Re: Remove redundant AND from count reduction loop
- From: Richard Sandiford <richard dot sandiford at arm dot com>
- To: Richard Biener <richard dot guenther at gmail dot com>
- Cc: GCC Patches <gcc-patches at gcc dot gnu dot org>
- Date: Wed, 24 Jun 2015 10:57:18 +0100
- Subject: Re: Remove redundant AND from count reduction loop
- Authentication-results: sourceware.org; auth=none
- References: <87pp4m8mkp dot fsf at e105548-lin dot cambridge dot arm dot com> <alpine dot DEB dot 2 dot 20 dot 1506232307180 dot 1715 at laptop-mg dot saclay dot inria dot fr> <CAFiYyc0F3YqAjr2+EMf8STUBrVN+bE3aYpC+1nnstSaf2oiaDg at mail dot gmail dot com>
Richard Biener <richard.guenther@gmail.com> writes:
> On Tue, Jun 23, 2015 at 11:27 PM, Marc Glisse <marc.glisse@inria.fr> wrote:
>> On Tue, 23 Jun 2015, Richard Sandiford wrote:
>>
>>> +/* Vector comparisons are defined to produce all-one or all-zero results.
>>> */
>>> +(simplify
>>> + (vec_cond @0 integer_all_onesp@1 integer_zerop@2)

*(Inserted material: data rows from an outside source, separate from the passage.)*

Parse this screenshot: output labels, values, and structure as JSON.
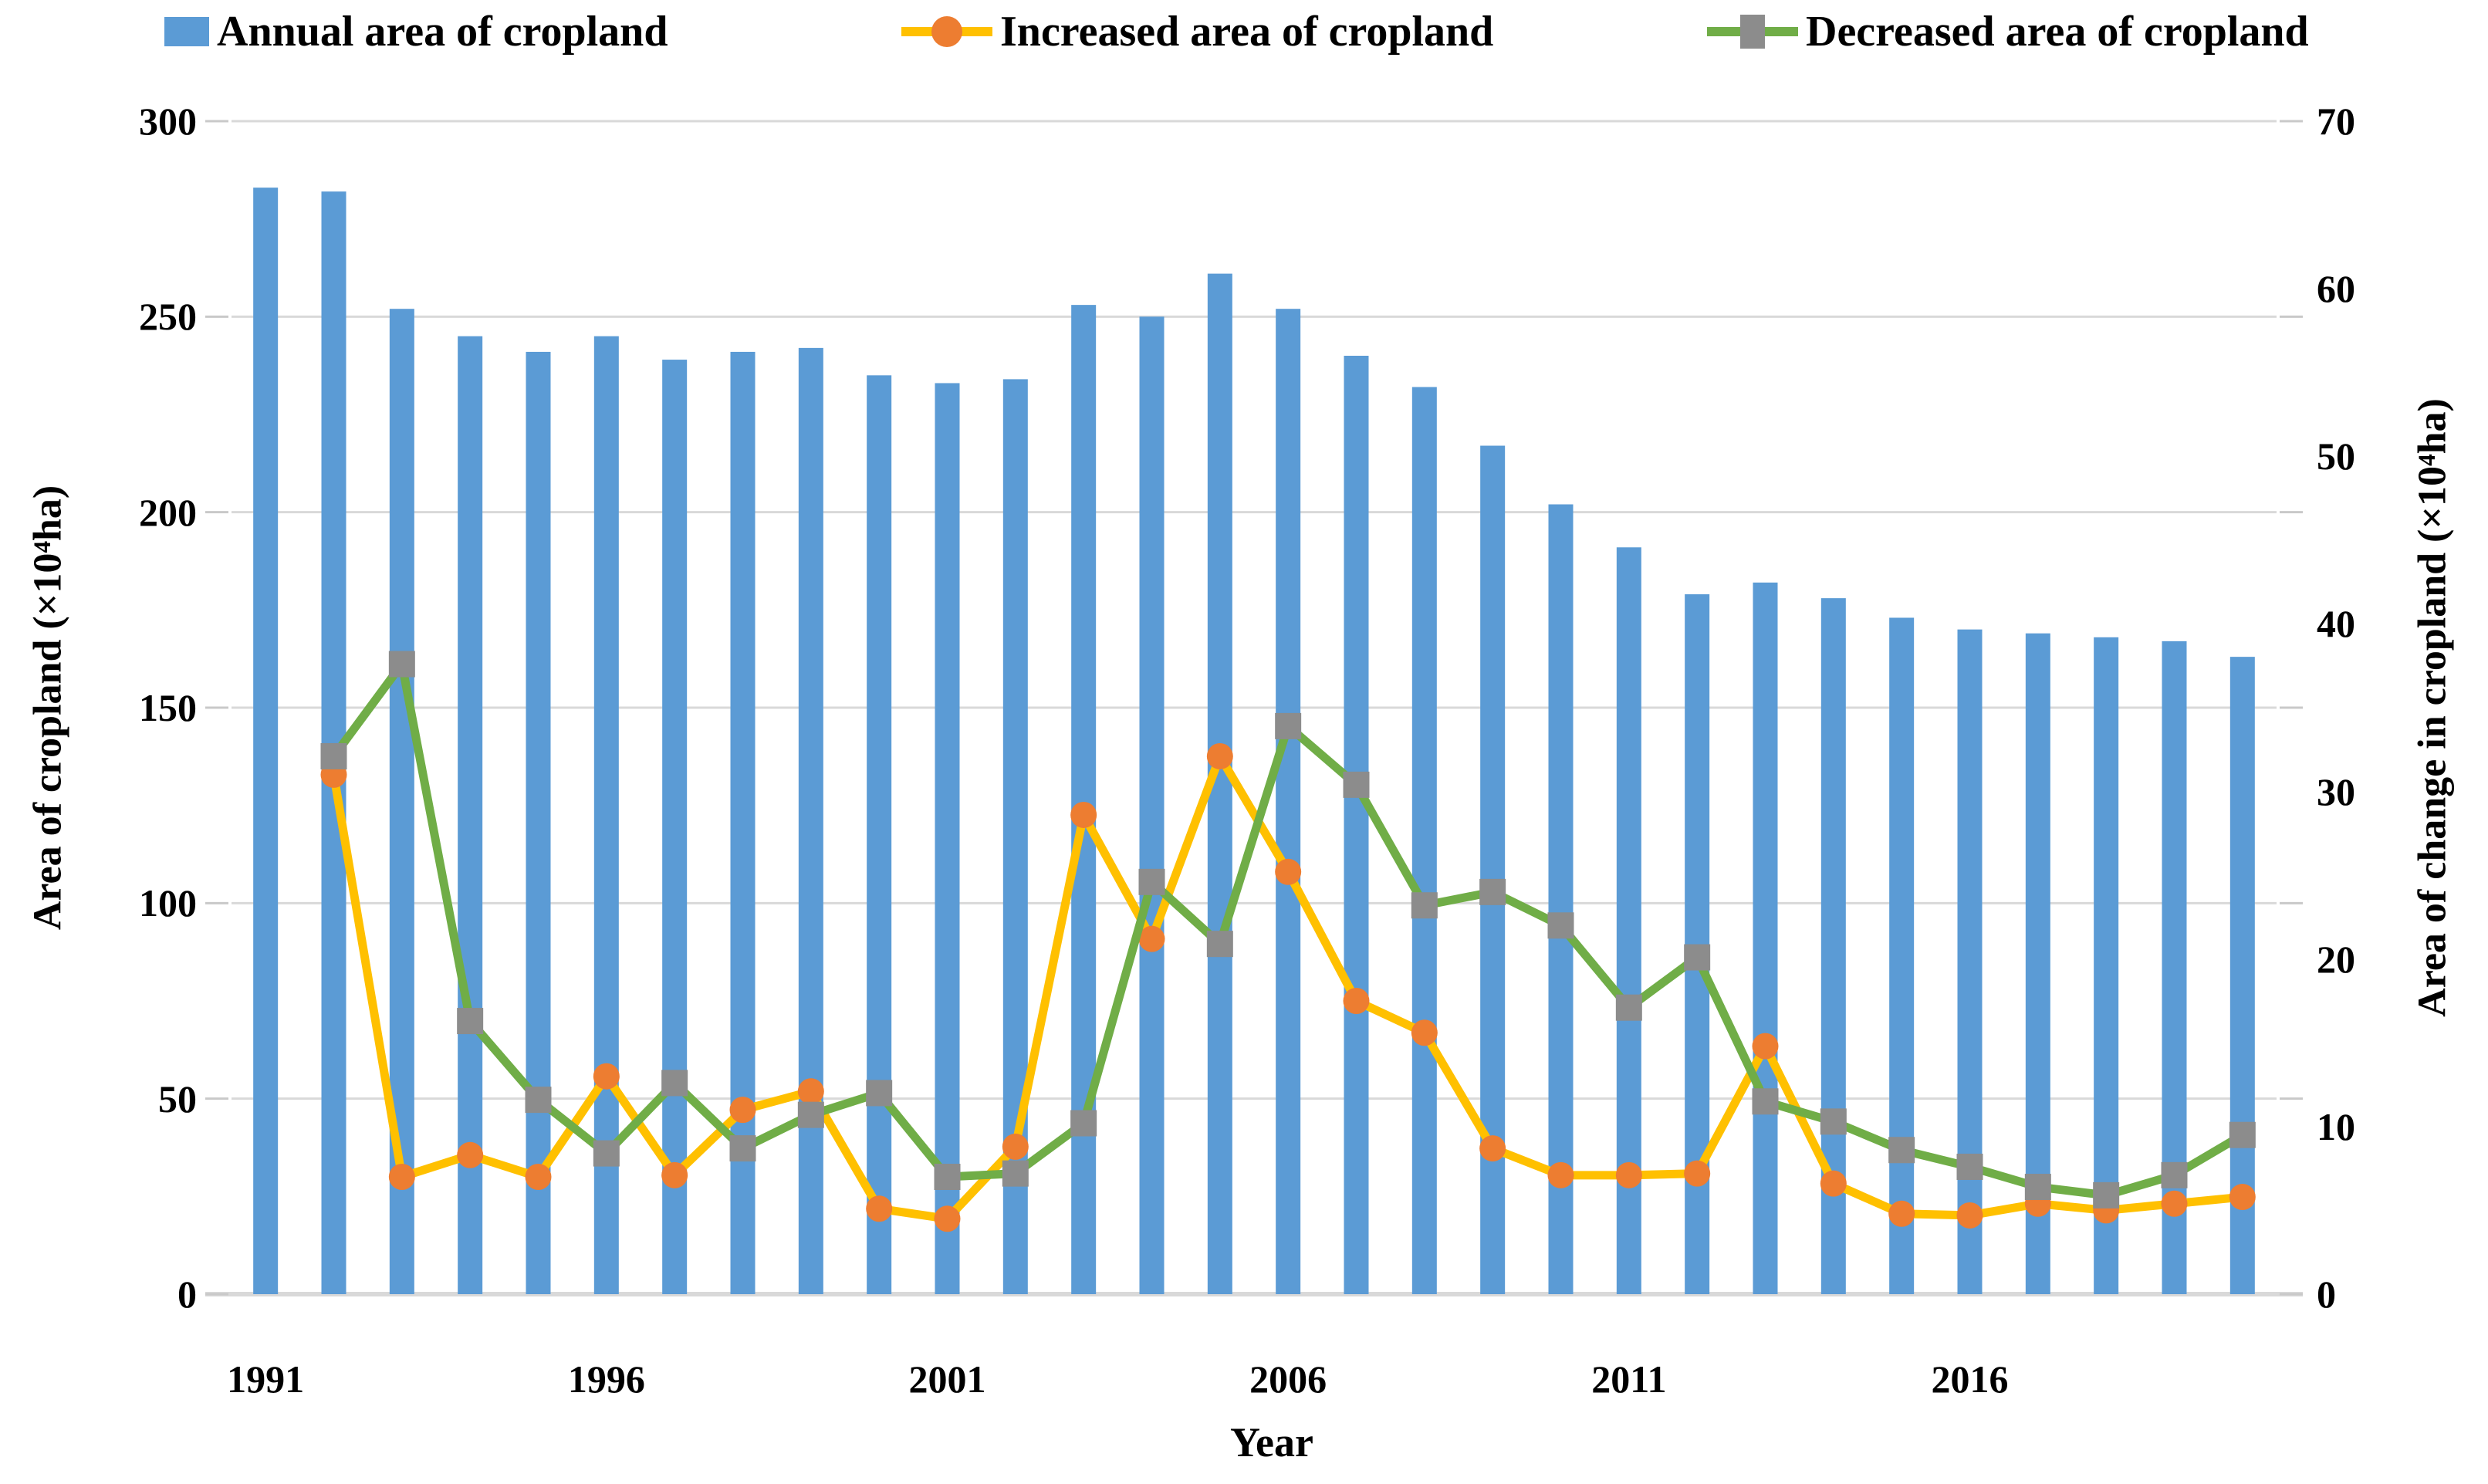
{
  "chart_data": {
    "type": "bar",
    "subtype": "combo-bar-line-dual-axis",
    "title": "",
    "x_axis": {
      "title": "Year",
      "tick_labels": [
        "1991",
        "1996",
        "2001",
        "2006",
        "2011",
        "2016"
      ],
      "tick_indices": [
        0,
        5,
        10,
        15,
        20,
        25
      ]
    },
    "y_left": {
      "title": "Area of cropland (×10⁴ha)",
      "ticks": [
        300,
        250,
        200,
        150,
        100,
        50,
        0
      ],
      "max": 300
    },
    "y_right": {
      "title": "Area of change in cropland (×10⁴ha)",
      "ticks": [
        70,
        60,
        50,
        40,
        30,
        20,
        10,
        0
      ],
      "max": 70
    },
    "years": [
      1991,
      1992,
      1993,
      1994,
      1995,
      1996,
      1997,
      1998,
      1999,
      2000,
      2001,
      2002,
      2003,
      2004,
      2005,
      2006,
      2007,
      2008,
      2009,
      2010,
      2011,
      2012,
      2013,
      2014,
      2015,
      2016,
      2017,
      2018,
      2019,
      2020
    ],
    "series": [
      {
        "name": "Annual area of cropland",
        "type": "bar",
        "axis": "left",
        "color": "#5B9BD5",
        "values": [
          283,
          282,
          252,
          245,
          241,
          245,
          239,
          241,
          242,
          235,
          233,
          234,
          253,
          250,
          261,
          252,
          240,
          232,
          217,
          202,
          191,
          179,
          182,
          178,
          173,
          170,
          169,
          168,
          167,
          163
        ]
      },
      {
        "name": "Increased area of cropland",
        "type": "line",
        "axis": "right",
        "line_color": "#FFC000",
        "marker": "circle",
        "marker_color": "#ED7D31",
        "values": [
          null,
          31,
          7,
          8.3,
          7,
          13,
          7.1,
          11,
          12.1,
          5.1,
          4.5,
          8.8,
          28.6,
          21.2,
          32.1,
          25.2,
          17.5,
          15.6,
          8.7,
          7.1,
          7.1,
          7.2,
          14.8,
          6.6,
          4.8,
          4.7,
          5.4,
          5,
          5.4,
          5.8
        ]
      },
      {
        "name": "Decreased area of cropland",
        "type": "line",
        "axis": "right",
        "line_color": "#70AD47",
        "marker": "square",
        "marker_color": "#8C8C8C",
        "values": [
          null,
          32.1,
          37.6,
          16.3,
          11.6,
          8.4,
          12.6,
          8.7,
          10.7,
          12,
          7,
          7.2,
          10.2,
          24.6,
          20.9,
          33.9,
          30.4,
          23.2,
          24,
          22,
          17.1,
          20.1,
          11.5,
          10.3,
          8.6,
          7.6,
          6.4,
          5.9,
          7.1,
          9.5
        ]
      }
    ],
    "grid_on": true,
    "grid_color": "#D9D9D9",
    "tick_mark_color": "#C9C9C9",
    "legend_position": "top"
  }
}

>>> + (if (tree_nop_conversion_p (type, TREE_TYPE (@0)))
>>> + (convert @0)))
>>
>>
>> I am trying to understand why the test tree_nop_conversion_p is the right
>> one (at least for the transformations not using VIEW_CONVERT_EXPR). By
>> definition of VEC_COND_EXPR, type and TREE_TYPE (@0) are both integer vector
>> types of the same size and number of elements. It thus seems like a
>> conversion is always fine. For vectors, tree_nop_conversion_p apparently
>> only checks that they have the same mode (quite often VOIDmode I guess).
>
> The only conversion we seem to allow is changing the signed vector from
> the comparison result to an unsigned vector (same number of elements
> and same mode of the elements). That is, a check using
> TYPE_MODE (type) == TYPE_MODE (TREE_TYPE (@0)) would probably
> be better (well, technically a TYPE_VECTOR_SUBPARTS && element
> mode compare should be better as generic vectors might not have a vector mode).

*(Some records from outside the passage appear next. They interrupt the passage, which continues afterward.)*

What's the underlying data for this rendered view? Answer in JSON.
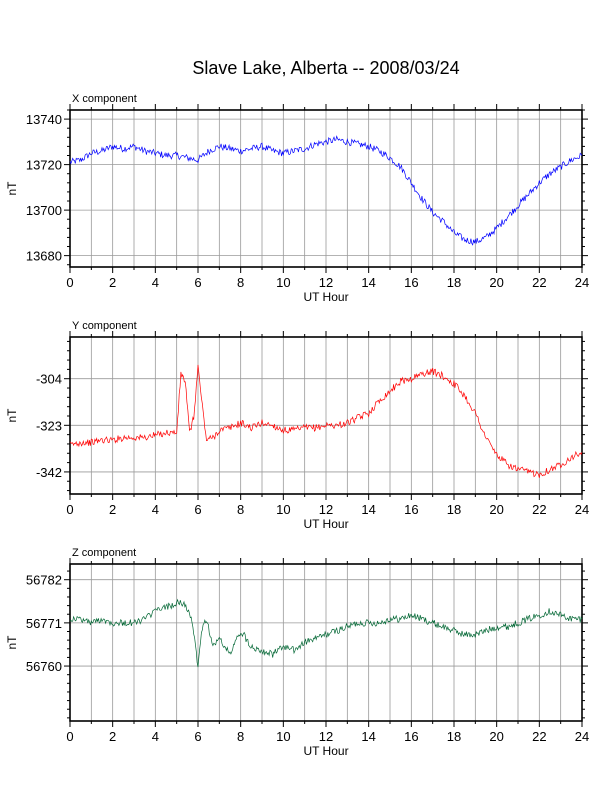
{
  "title": "Slave Lake, Alberta -- 2008/03/24",
  "colors": {
    "X": "#0000ff",
    "Y": "#ff0000",
    "Z": "#006633",
    "grid": "#9a9a9a",
    "frame": "#000000"
  },
  "chart_data": [
    {
      "type": "line",
      "title": "X component",
      "xlabel": "UT Hour",
      "ylabel": "nT",
      "xlim": [
        0,
        24
      ],
      "ylim": [
        13675,
        13744
      ],
      "xticks": [
        "0",
        "2",
        "4",
        "6",
        "8",
        "10",
        "12",
        "14",
        "16",
        "18",
        "20",
        "22",
        "24"
      ],
      "yticks": [
        "13680",
        "13700",
        "13720",
        "13740"
      ],
      "grid": true,
      "series": [
        {
          "color": "#0000ff",
          "x": [
            0,
            0.5,
            1,
            1.5,
            2,
            2.5,
            3,
            3.5,
            4,
            4.5,
            5,
            5.5,
            6,
            6.5,
            7,
            7.5,
            8,
            8.5,
            9,
            9.5,
            10,
            10.5,
            11,
            11.5,
            12,
            12.5,
            13,
            13.5,
            14,
            14.5,
            15,
            15.5,
            16,
            16.5,
            17,
            17.5,
            18,
            18.5,
            19,
            19.5,
            20,
            20.5,
            21,
            21.5,
            22,
            22.5,
            23,
            23.5,
            24
          ],
          "y": [
            13721,
            13722,
            13725,
            13726,
            13728,
            13727,
            13728,
            13726,
            13725,
            13724,
            13724,
            13723,
            13722,
            13726,
            13728,
            13727,
            13726,
            13727,
            13728,
            13726,
            13725,
            13726,
            13727,
            13729,
            13730,
            13731,
            13730,
            13729,
            13728,
            13726,
            13723,
            13719,
            13712,
            13705,
            13699,
            13695,
            13690,
            13687,
            13686,
            13688,
            13692,
            13697,
            13702,
            13707,
            13712,
            13716,
            13719,
            13722,
            13724
          ]
        }
      ]
    },
    {
      "type": "line",
      "title": "Y component",
      "xlabel": "UT Hour",
      "ylabel": "nT",
      "xlim": [
        0,
        24
      ],
      "ylim": [
        -351,
        -287
      ],
      "xticks": [
        "0",
        "2",
        "4",
        "6",
        "8",
        "10",
        "12",
        "14",
        "16",
        "18",
        "20",
        "22",
        "24"
      ],
      "yticks": [
        "-304",
        "-323",
        "-342"
      ],
      "grid": true,
      "series": [
        {
          "color": "#ff0000",
          "x": [
            0,
            0.5,
            1,
            1.5,
            2,
            2.5,
            3,
            3.5,
            4,
            4.5,
            5,
            5.2,
            5.4,
            5.6,
            5.8,
            6,
            6.2,
            6.4,
            6.7,
            7,
            7.5,
            8,
            8.5,
            9,
            9.5,
            10,
            10.5,
            11,
            11.5,
            12,
            12.5,
            13,
            13.5,
            14,
            14.5,
            15,
            15.5,
            16,
            16.5,
            17,
            17.5,
            18,
            18.5,
            19,
            19.5,
            20,
            20.5,
            21,
            21.5,
            22,
            22.5,
            23,
            23.5,
            24
          ],
          "y": [
            -331,
            -330,
            -330,
            -329,
            -329,
            -328,
            -328,
            -328,
            -327,
            -326,
            -326,
            -302,
            -305,
            -326,
            -320,
            -299,
            -315,
            -329,
            -328,
            -325,
            -324,
            -322,
            -324,
            -322,
            -323,
            -325,
            -325,
            -324,
            -324,
            -323,
            -323,
            -322,
            -320,
            -318,
            -313,
            -309,
            -305,
            -304,
            -302,
            -301,
            -303,
            -306,
            -311,
            -318,
            -328,
            -335,
            -339,
            -341,
            -342,
            -343,
            -341,
            -339,
            -336,
            -334
          ]
        }
      ]
    },
    {
      "type": "line",
      "title": "Z component",
      "xlabel": "UT Hour",
      "ylabel": "nT",
      "xlim": [
        0,
        24
      ],
      "ylim": [
        56746,
        56786
      ],
      "xticks": [
        "0",
        "2",
        "4",
        "6",
        "8",
        "10",
        "12",
        "14",
        "16",
        "18",
        "20",
        "22",
        "24"
      ],
      "yticks": [
        "56760",
        "56771",
        "56782"
      ],
      "grid": true,
      "series": [
        {
          "color": "#006633",
          "x": [
            0,
            0.5,
            1,
            1.5,
            2,
            2.5,
            3,
            3.5,
            4,
            4.5,
            5,
            5.3,
            5.6,
            5.8,
            6,
            6.2,
            6.4,
            6.7,
            7,
            7.5,
            8,
            8.5,
            9,
            9.5,
            10,
            10.5,
            11,
            11.5,
            12,
            12.5,
            13,
            13.5,
            14,
            14.5,
            15,
            15.5,
            16,
            16.5,
            17,
            17.5,
            18,
            18.5,
            19,
            19.5,
            20,
            20.5,
            21,
            21.5,
            22,
            22.5,
            23,
            23.5,
            24
          ],
          "y": [
            56772,
            56772,
            56771,
            56772,
            56771,
            56771,
            56771,
            56772,
            56774,
            56775,
            56776,
            56776,
            56774,
            56768,
            56760,
            56770,
            56772,
            56765,
            56767,
            56763,
            56769,
            56765,
            56764,
            56763,
            56765,
            56764,
            56766,
            56767,
            56768,
            56769,
            56770,
            56771,
            56771,
            56771,
            56772,
            56772,
            56773,
            56772,
            56771,
            56770,
            56769,
            56768,
            56768,
            56769,
            56770,
            56770,
            56771,
            56772,
            56773,
            56774,
            56773,
            56772,
            56772
          ]
        }
      ]
    }
  ]
}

OK. The reason I was being paranoid was that I couldn't see anywhere
where we enforced that the vector condition in a VEC_COND had to have
the same element width as the values being selected. tree-cfg.c
only checks that rhs2 and rhs3 are compatible with the result.
There doesn't seem to be any checking of rhs1 vs. the other types.

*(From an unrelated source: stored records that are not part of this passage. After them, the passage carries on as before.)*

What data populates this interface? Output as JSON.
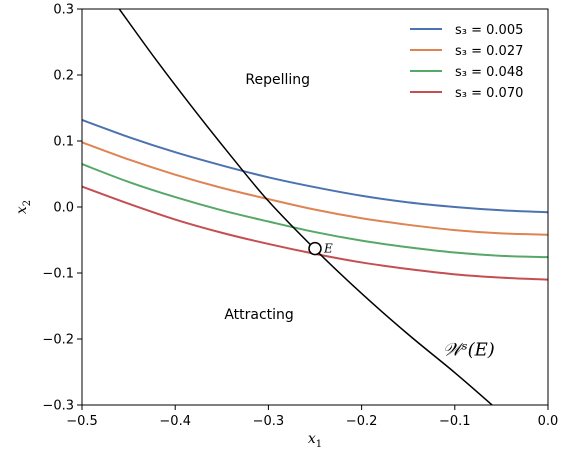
{
  "chart_data": {
    "type": "line",
    "title": "",
    "xlabel": "x",
    "xlabel_sub": "1",
    "ylabel": "x",
    "ylabel_sub": "2",
    "xlim": [
      -0.5,
      0.0
    ],
    "ylim": [
      -0.3,
      0.3
    ],
    "xticks": [
      -0.5,
      -0.4,
      -0.3,
      -0.2,
      -0.1,
      0.0
    ],
    "xtick_labels": [
      "−0.5",
      "−0.4",
      "−0.3",
      "−0.2",
      "−0.1",
      "0.0"
    ],
    "yticks": [
      -0.3,
      -0.2,
      -0.1,
      0.0,
      0.1,
      0.2,
      0.3
    ],
    "ytick_labels": [
      "−0.3",
      "−0.2",
      "−0.1",
      "0.0",
      "0.1",
      "0.2",
      "0.3"
    ],
    "grid": false,
    "legend_position": "top-right",
    "series": [
      {
        "name": "s₃ = 0.005",
        "color": "#4c72b0",
        "x": [
          -0.5,
          -0.45,
          -0.4,
          -0.35,
          -0.3,
          -0.25,
          -0.2,
          -0.15,
          -0.1,
          -0.05,
          0.0
        ],
        "y": [
          0.132,
          0.106,
          0.083,
          0.063,
          0.045,
          0.03,
          0.017,
          0.007,
          0.0,
          -0.005,
          -0.008
        ]
      },
      {
        "name": "s₃ = 0.027",
        "color": "#dd8452",
        "x": [
          -0.5,
          -0.45,
          -0.4,
          -0.35,
          -0.3,
          -0.25,
          -0.2,
          -0.15,
          -0.1,
          -0.05,
          0.0
        ],
        "y": [
          0.098,
          0.072,
          0.049,
          0.029,
          0.012,
          -0.004,
          -0.017,
          -0.027,
          -0.035,
          -0.04,
          -0.042
        ]
      },
      {
        "name": "s₃ = 0.048",
        "color": "#55a868",
        "x": [
          -0.5,
          -0.45,
          -0.4,
          -0.35,
          -0.3,
          -0.25,
          -0.2,
          -0.15,
          -0.1,
          -0.05,
          0.0
        ],
        "y": [
          0.065,
          0.038,
          0.015,
          -0.005,
          -0.022,
          -0.038,
          -0.051,
          -0.061,
          -0.069,
          -0.074,
          -0.076
        ]
      },
      {
        "name": "s₃ = 0.070",
        "color": "#c44e52",
        "x": [
          -0.5,
          -0.45,
          -0.4,
          -0.35,
          -0.3,
          -0.25,
          -0.2,
          -0.15,
          -0.1,
          -0.05,
          0.0
        ],
        "y": [
          0.031,
          0.005,
          -0.019,
          -0.039,
          -0.056,
          -0.071,
          -0.084,
          -0.094,
          -0.102,
          -0.107,
          -0.11
        ]
      }
    ],
    "manifold": {
      "color": "#000000",
      "x": [
        -0.46,
        -0.42,
        -0.38,
        -0.34,
        -0.3,
        -0.25,
        -0.2,
        -0.15,
        -0.1,
        -0.06
      ],
      "y": [
        0.3,
        0.222,
        0.148,
        0.077,
        0.009,
        -0.064,
        -0.131,
        -0.193,
        -0.251,
        -0.3
      ]
    },
    "annotations": {
      "point_E": {
        "x": -0.25,
        "y": -0.063,
        "label": "E"
      },
      "repelling": {
        "x": -0.29,
        "y": 0.186,
        "text": "Repelling"
      },
      "attracting": {
        "x": -0.31,
        "y": -0.17,
        "text": "Attracting"
      },
      "manifold_label": {
        "x": -0.085,
        "y": -0.225,
        "text": "𝒲ˢ(E)"
      }
    }
  }
}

So I wasn't sure whether anything stopped us from, e.g., comparing two
V4HIs and using the result to select between two V4SIs.
> I'm fine with using tree_nop_conversion_p for now.
I like the suggestion about checking TYPE_VECTOR_SUBPARTS and the element
mode. How about:
(if (VECTOR_INTEGER_TYPE_P (type)
&& TYPE_VECTOR_SUBPARTS (type) == TYPE_VECTOR_SUBPARTS (TREE_TYPE (@0))
&& (TYPE_MODE (TREE_TYPE (type))
== TYPE_MODE (TREE_TYPE (TREE_TYPE (@0)))))
(But is it really OK to be adding more mode-based compatibility checks?
I thought you were hoping to move away from modes in the middle end.)
>>> +/* We could instead convert all instances of the vec_cond to negate,
>>> + but that isn't necessarily a win on its own. */
>
> so p ? 1 : 0 -> -p? Why isn't that a win on its own? It looks more compact
> at least ;) It would also simplify the patterns below.
In the past I've dealt with processors where arithmetic wasn't handled
as efficiently as logical ops. Seems like an especial risk for 64-bit
elements, from a quick scan of the i386 scheduling models.
> I'm missing a comment on the transform done by the following patterns.
Heh. The comment was supposed to be describing all four at once.
I originally had then bunched together without whitespace, but it
looked bad.
>>> +(simplify
>>> + (plus:c @3 (vec_cond @0 integer_each_onep@1 integer_zerop@2))
>>> + (if (tree_nop_conversion_p (type, TREE_TYPE (@0)))
>>> + (minus @3 (convert @0))))
>>> +
>>> +(simplify
>>> + (plus:c @3 (view_convert_expr
>>
>>
>> Aren't we suppose to drop _expr in match.pd?
>
> Yes. I probably should adjust genmatch.c to reject the _expr variants ;)
OK.
>>> + (vec_cond @0 integer_each_onep@1 integer_zerop@2)))
>>> + (if (tree_nop_conversion_p (type, TREE_TYPE (@0)))
>>> + (minus @3 (convert @0))))
>>> +
>>> +(simplify
>>> + (minus @3 (vec_cond @0 integer_each_onep@1 integer_zerop@2))
>>> + (if (tree_nop_conversion_p (type, TREE_TYPE (@0)))
>>> + (plus @3 (convert @0))))
>>> +
>>> +(simplify
>>> + (minus @3 (view_convert_expr
>>> + (vec_cond @0 integer_each_onep@1 integer_zerop@2)))
>>> + (if (tree_nop_conversion_p (type, TREE_TYPE (@0)))
>>> + (plus @3 (convert @0))))
>>> +
>
> Generally for sign-conversions of vectors you should use view_convert.
OK.
> The above also hints at missing conditional view_convert support
> and a way to iterate over commutative vs. non-commutative ops so
> we could write
>
> (for op (plus:c minus)
> rop (minus plus)
> (op @3 (view_convert? (vec_cond @0 integer_each_onep@1 integer_zerop@2)))
> (if (tree_nop_conversion_p (type, TREE_TYPE (@0)))
> (rop @3 (view_convert @0)))))
>
> I'll see implementing that.
Looks good. :-)
I also realised later that:
/* Vector comparisons are defined to produce all-one or all-zero results. */
(simplify
(vec_cond @0 integer_all_onesp@1 integer_zerop@2)
(if (tree_nop_conversion_p (type, TREE_TYPE (@0)))
(convert @0)))
is redundant with some fold-const.c code.
Thanks,
Richard